We always know what the right thing to do is. It’s a long time since he’s thought of her saying that, though it was wi
th him through the late ’60s like a flame in his chest. He knows what the right thing to do is, here, now—or if not that he knows what the old habit dictates. Drearily enlarged in understanding he feels morality like a presence in the room with him, imagines it as an idiot child he’s been conned into looking after all these years. People die without giving up the information because they believe in something, they transcend. Pain is total occlusion yet they see round it. Pain is beyond reason, an obliterating giant stupidity to which all your history of jokes and nuance and ideas and caresses is nothing, simply nothing, yet some people create a space it can’t occupy, an alternative dimension where the decision not to talk is held like a pearl in a paperweight beyond reach or harm. Some people you’re not one of. You don’t have the belief, the big idea, the first principle—only the motive like a word you’ve made meaningless by repetition. Vengeance.

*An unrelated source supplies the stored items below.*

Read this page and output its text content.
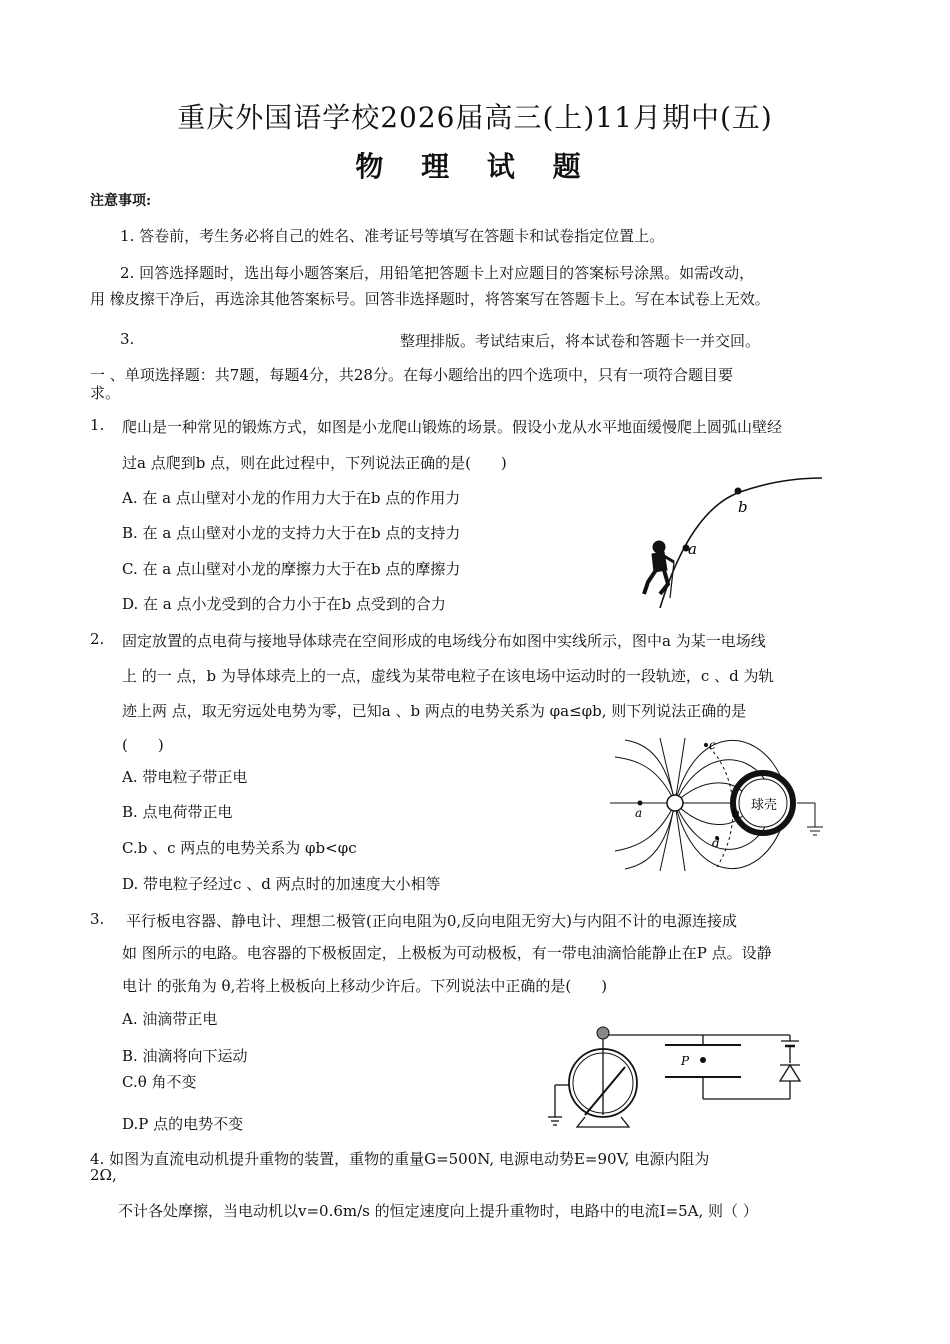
重庆外国语学校2026届高三(上)11月期中(五)
物 理 试 题
注意事项:
1. 答卷前，考生务必将自己的姓名、准考证号等填写在答题卡和试卷指定位置上。
2. 回答选择题时，选出每小题答案后，用铅笔把答题卡上对应题目的答案标号涂黑。如需改动，
用 橡皮擦干净后，再选涂其他答案标号。回答非选择题时，将答案写在答题卡上。写在本试卷上无效。
3.	整理排版。考试结束后，将本试卷和答题卡一并交回。
一 、单项选择题：共7题，每题4分，共28分。在每小题给出的四个选项中，只有一项符合题目要
求。
1. 爬山是一种常见的锻炼方式，如图是小龙爬山锻炼的场景。假设小龙从水平地面缓慢爬上圆弧山壁经
过a 点爬到b 点，则在此过程中，下列说法正确的是(　　)
A. 在 a 点山壁对小龙的作用力大于在b 点的作用力
B. 在 a 点山壁对小龙的支持力大于在b 点的支持力
C. 在 a 点山壁对小龙的摩擦力大于在b 点的摩擦力
D. 在 a 点小龙受到的合力小于在b 点受到的合力
a
b
2. 固定放置的点电荷与接地导体球壳在空间形成的电场线分布如图中实线所示，图中a 为某一电场线
上 的一 点，b 为导体球壳上的一点，虚线为某带电粒子在该电场中运动时的一段轨迹，c 、d 为轨
迹上两 点，取无穷远处电势为零，已知a 、b 两点的电势关系为 φa≤φb, 则下列说法正确的是
(　　)
A. 带电粒子带正电
B. 点电荷带正电
C.b 、c 两点的电势关系为 φb<φc
D. 带电粒子经过c 、d 两点时的加速度大小相等
a	b
c
d
球壳
3. 平行板电容器、静电计、理想二极管(正向电阻为0,反向电阻无穷大)与内阻不计的电源连接成
如 图所示的电路。电容器的下极板固定，上极板为可动极板，有一带电油滴恰能静止在P 点。设静
电计 的张角为 θ,若将上极板向上移动少许后。下列说法中正确的是(　　)
A. 油滴带正电
B. 油滴将向下运动
C.θ 角不变
D.P 点的电势不变
P
4. 如图为直流电动机提升重物的装置，重物的重量G=500N, 电源电动势E=90V, 电源内阻为
2Ω,
不计各处摩擦，当电动机以v=0.6m/s 的恒定速度向上提升重物时，电路中的电流I=5A, 则（ ）
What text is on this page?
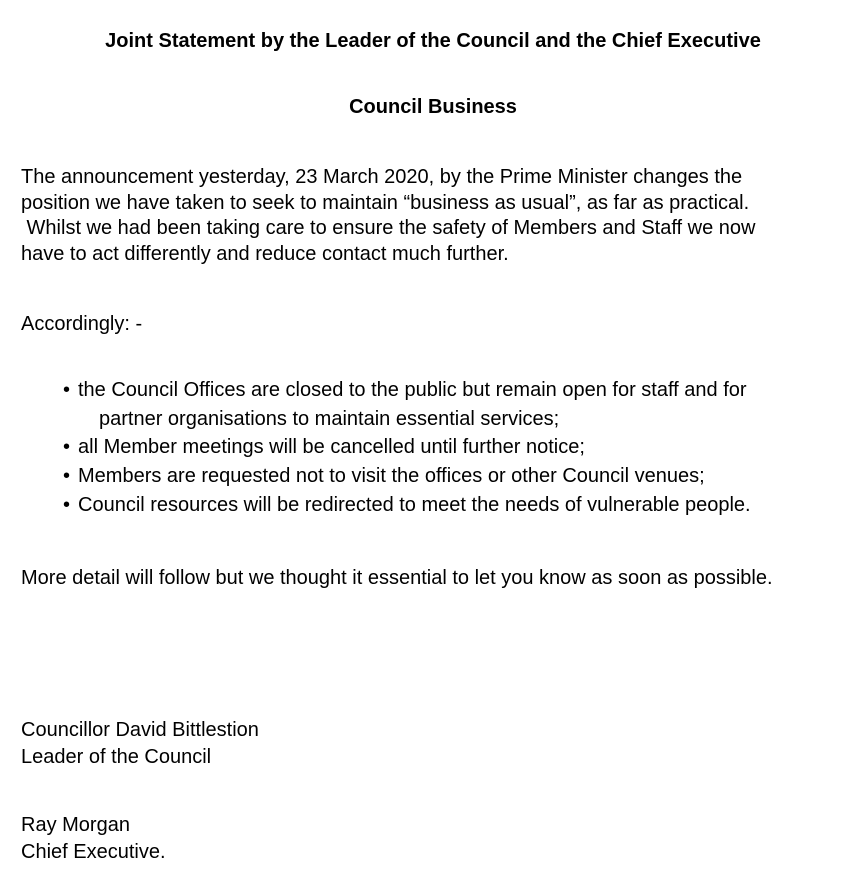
Joint Statement by the Leader of the Council and the Chief Executive
Council Business
The announcement yesterday, 23 March 2020, by the Prime Minister changes the
position we have taken to seek to maintain “business as usual”, as far as practical.
Whilst we had been taking care to ensure the safety of Members and Staff we now
have to act differently and reduce contact much further.
Accordingly: -
• the Council Offices are closed to the public but remain open for staff and for
partner organisations to maintain essential services;
• all Member meetings will be cancelled until further notice;
• Members are requested not to visit the offices or other Council venues;
• Council resources will be redirected to meet the needs of vulnerable people.
More detail will follow but we thought it essential to let you know as soon as possible.
Councillor David Bittlestion
Leader of the Council
Ray Morgan
Chief Executive.
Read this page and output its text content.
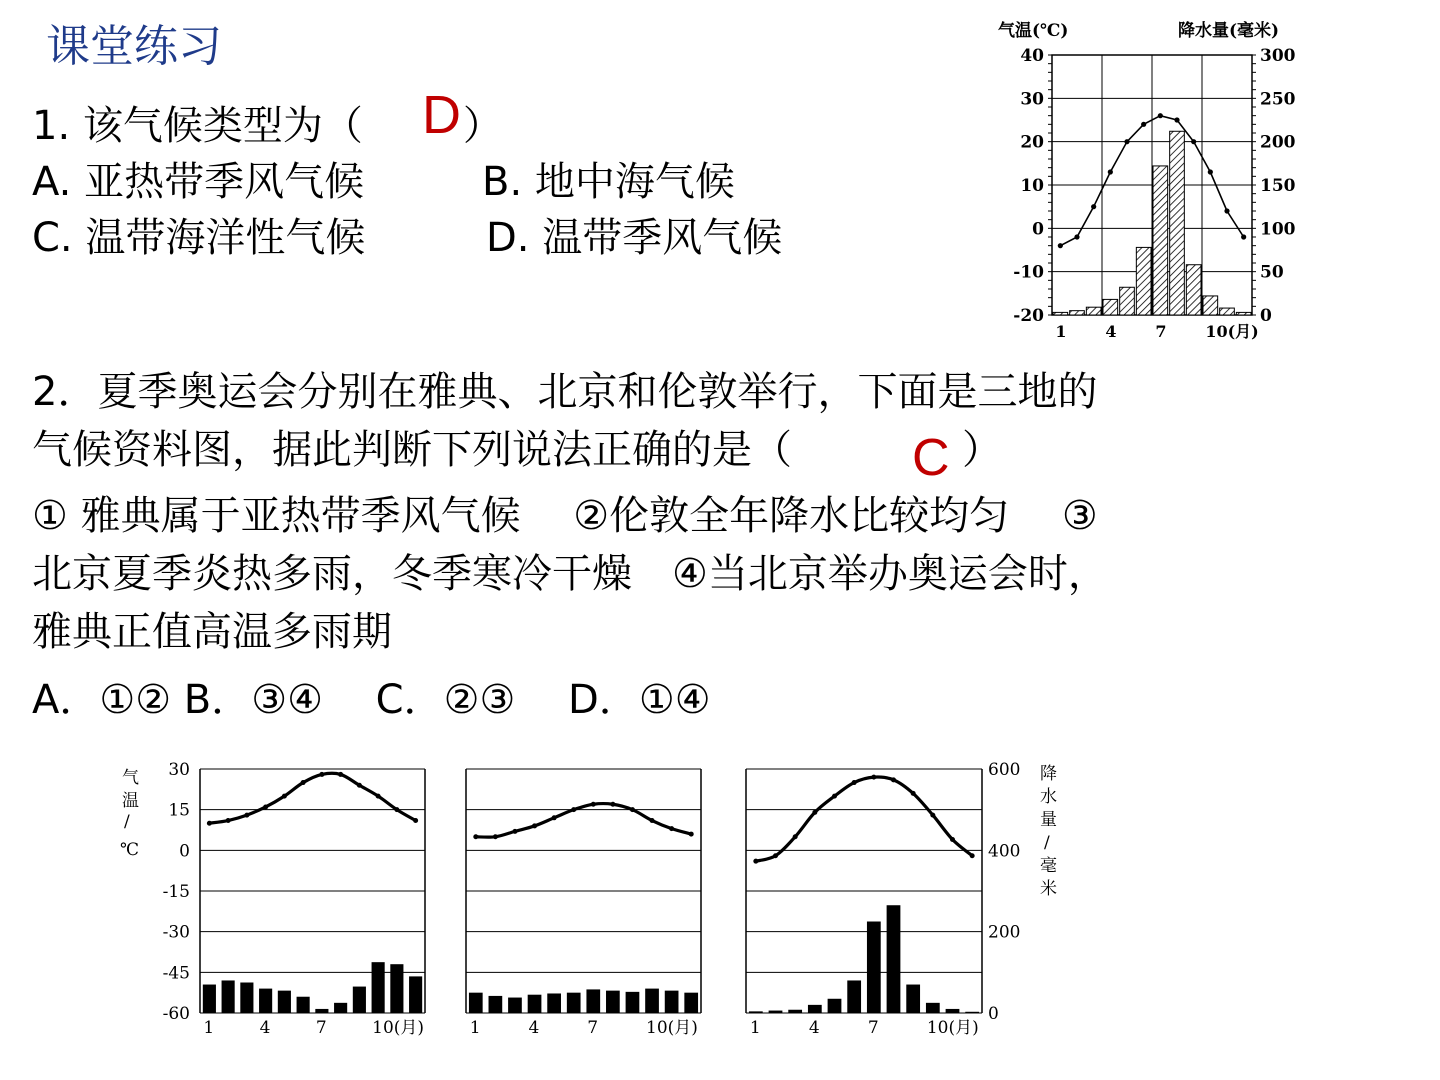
课堂练习
1. 该气候类型为（	）
D
A. 亚热带季风气候	B. 地中海气候
C. 温带海洋性气候	D. 温带季风气候
2．夏季奥运会分别在雅典、北京和伦敦举行，下面是三地的
气候资料图，据此判断下列说法正确的是（	）
C
① 雅典属于亚热带季风气候　 ②伦敦全年降水比较均匀　 ③
北京夏季炎热多雨，冬季寒冷干燥　④当北京举办奥运会时，
雅典正值高温多雨期
A．①② B．③④　 C．②③　 D．①④
气温(℃)	降水量(毫米)
40
30
20
10
0
-10
-20
300
250
200
150
100
50
0
1 4 7 10(月)
气
温
/
℃
降
水
量
/
毫
米
30
15
0
-15
-30
-45
-60
1	4	7	10(月)	1	4	7	10(月)
600
400
200
0
1	4	7	10(月)
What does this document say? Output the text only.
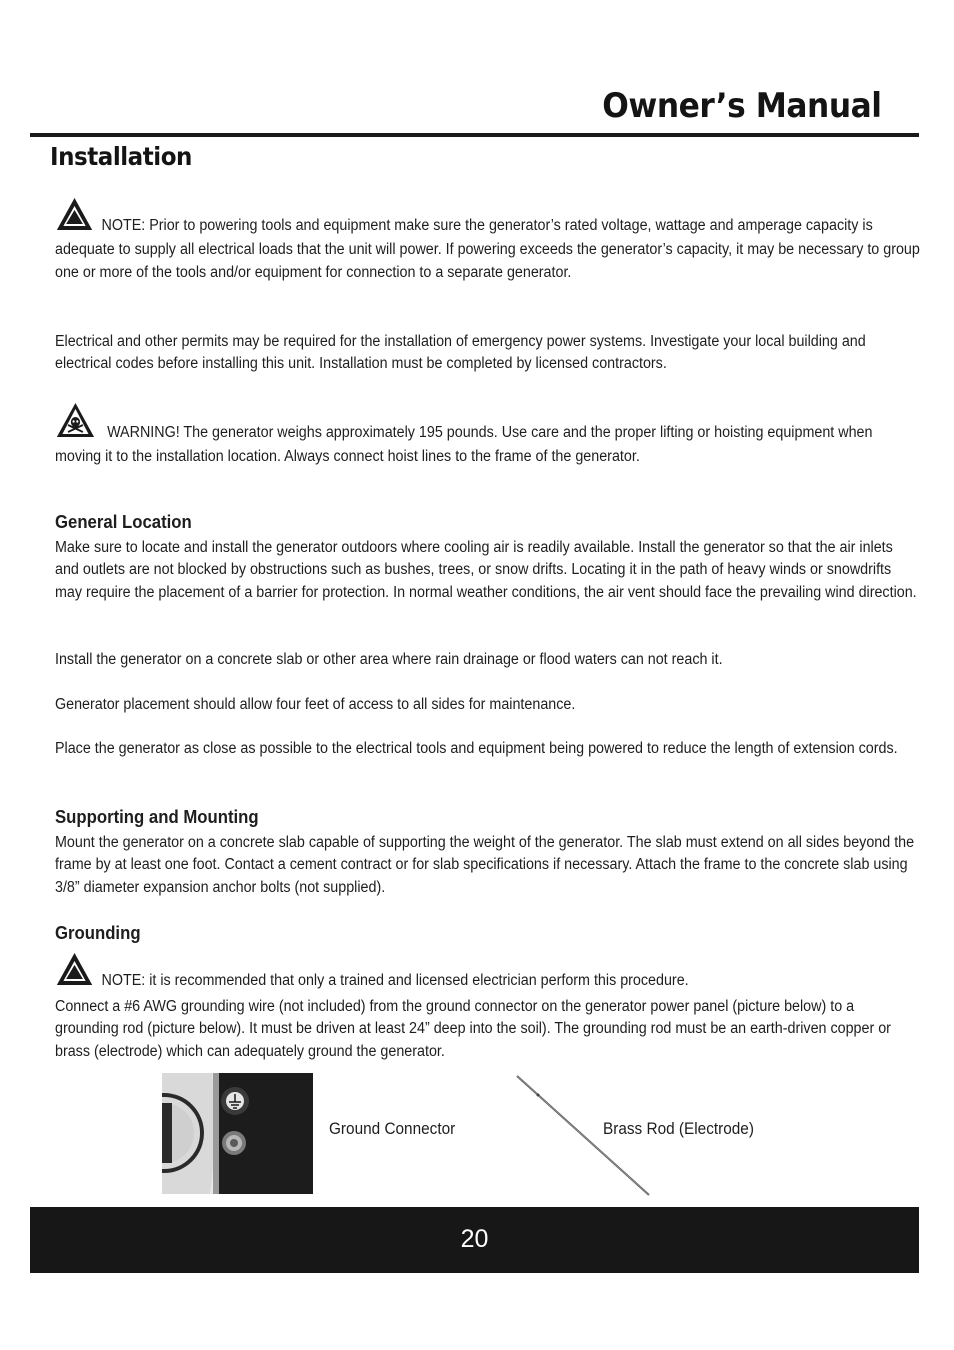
Owner’s Manual
Installation
NOTE: Prior to powering tools and equipment make sure the generator’s rated voltage, wattage and amperage capacity is adequate to supply all electrical loads that the unit will power. If powering exceeds the generator’s capacity, it may be necessary to group one or more of the tools and/or equipment for connection to a separate generator.
Electrical and other permits may be required for the installation of emergency power systems. Investigate your local building and electrical codes before installing this unit. Installation must be completed by licensed contractors.
WARNING! The generator weighs approximately 195 pounds. Use care and the proper lifting or hoisting equipment when moving it to the installation location. Always connect hoist lines to the frame of the generator.
General Location
Make sure to locate and install the generator outdoors where cooling air is readily available. Install the generator so that the air inlets and outlets are not blocked by obstructions such as bushes, trees, or snow drifts. Locating it in the path of heavy winds or snowdrifts may require the placement of a barrier for protection. In normal weather conditions, the air vent should face the prevailing wind direction.
Install the generator on a concrete slab or other area where rain drainage or flood waters can not reach it.
Generator placement should allow four feet of access to all sides for maintenance.
Place the generator as close as possible to the electrical tools and equipment being powered to reduce the length of extension cords.
Supporting and Mounting
Mount the generator on a concrete slab capable of supporting the weight of the generator. The slab must extend on all sides beyond the frame by at least one foot. Contact a cement contract or for slab specifications if necessary. Attach the frame to the concrete slab using 3/8” diameter expansion anchor bolts (not supplied).
Grounding
NOTE: it is recommended that only a trained and licensed electrician perform this procedure.
Connect a #6 AWG grounding wire (not included) from the ground connector on the generator power panel (picture below) to a grounding rod (picture below). It must be driven at least 24” deep into the soil). The grounding rod must be an earth-driven copper or brass (electrode) which can adequately ground the generator.
Ground Connector	Brass Rod (Electrode)
20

“The information you’ve given us is going to be a big help,” Harper says, tightening out of their reverie. “This is good. Easy for you because these bad guys are your bad guys. The next thing isn’t going to be easy because we want your good guys. Your good guys are our bad guys.” He pauses, seems about to continue—then changes his mind. Their eyes meet again and Augustus sees how little time there is left. Open your mouth now and you know what’ll come out: Please don’t do this I beg you I’ll tell you anything you want to know please for God’s sake don’t hurt me please please please.